Would they let him rent it for the summer? Or would the lease need to be for the rest of the year?

Brighton was expensive, but John had money. He could afford to lease for a couple of years before needing to turn a profit. Possibly even three years, if necessary.

Of course, that was not the plan. The plan was to make a splash. To not just break even, but to become as much a destination as the assembly rooms or the taverns or the racetrack.

“Oh, you’re going to Brighton for the summer? You absolutely must take tea in the coziest little corner shop with brilliant views of the sea… It’s like Gunter’s, but better. You’ll adore it, trust me.”

There was movement in the back of the shop. A young gentleman with ruddy cheeks and artfully disheveled hair.

John knocked on the window.

The gentleman raised his brows and came forward to unlock the door.

“Good afternoon.” John smiled. “I adore your shop.”
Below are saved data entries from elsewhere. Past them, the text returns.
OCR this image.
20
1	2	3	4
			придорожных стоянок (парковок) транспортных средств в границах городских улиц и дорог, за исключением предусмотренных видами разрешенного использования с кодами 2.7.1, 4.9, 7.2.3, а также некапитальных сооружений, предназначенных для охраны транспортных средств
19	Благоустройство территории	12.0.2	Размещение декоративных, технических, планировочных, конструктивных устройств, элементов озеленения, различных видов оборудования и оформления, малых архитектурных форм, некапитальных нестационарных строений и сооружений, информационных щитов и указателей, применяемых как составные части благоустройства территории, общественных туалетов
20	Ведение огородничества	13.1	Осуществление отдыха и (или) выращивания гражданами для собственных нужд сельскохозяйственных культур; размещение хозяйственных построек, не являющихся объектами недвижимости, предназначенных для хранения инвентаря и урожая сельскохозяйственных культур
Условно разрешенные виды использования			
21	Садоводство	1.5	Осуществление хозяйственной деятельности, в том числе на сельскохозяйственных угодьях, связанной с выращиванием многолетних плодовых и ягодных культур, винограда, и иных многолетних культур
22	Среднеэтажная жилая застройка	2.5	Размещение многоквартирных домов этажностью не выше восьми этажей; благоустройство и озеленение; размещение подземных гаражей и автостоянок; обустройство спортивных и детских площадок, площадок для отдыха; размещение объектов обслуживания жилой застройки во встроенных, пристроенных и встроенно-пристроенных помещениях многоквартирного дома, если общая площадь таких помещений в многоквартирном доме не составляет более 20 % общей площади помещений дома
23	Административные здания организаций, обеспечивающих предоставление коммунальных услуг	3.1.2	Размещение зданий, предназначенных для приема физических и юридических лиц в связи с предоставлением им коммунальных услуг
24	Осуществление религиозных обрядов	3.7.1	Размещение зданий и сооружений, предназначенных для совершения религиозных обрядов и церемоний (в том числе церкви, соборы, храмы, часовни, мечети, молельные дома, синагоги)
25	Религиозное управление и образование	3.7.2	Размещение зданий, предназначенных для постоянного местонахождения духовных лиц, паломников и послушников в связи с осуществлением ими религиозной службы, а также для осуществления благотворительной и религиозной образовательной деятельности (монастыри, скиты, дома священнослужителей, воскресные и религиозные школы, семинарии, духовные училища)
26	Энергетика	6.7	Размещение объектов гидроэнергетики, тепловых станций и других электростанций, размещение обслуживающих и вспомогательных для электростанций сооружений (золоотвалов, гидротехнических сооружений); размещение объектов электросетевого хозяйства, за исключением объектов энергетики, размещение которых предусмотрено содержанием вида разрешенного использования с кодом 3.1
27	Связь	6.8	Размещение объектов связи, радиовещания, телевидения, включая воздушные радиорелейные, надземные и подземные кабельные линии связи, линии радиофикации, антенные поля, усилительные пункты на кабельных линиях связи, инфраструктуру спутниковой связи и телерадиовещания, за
“It was my grandfather’s, not mine,” said the gentleman. “And it’s not a shop anymore. Are you an interested party?”

“Very,” John gushed.

This was the wrong way to negotiate, but he could not help himself. The location was perfect. The stars had aligned. His head was already planning all the lists of things to do to turn the empty shop into the tea room of his dreams.

“May I let it for the summer?”

The gentleman shook his head. “No. Sorry.”

“For a year, then. I’ll pay up front.”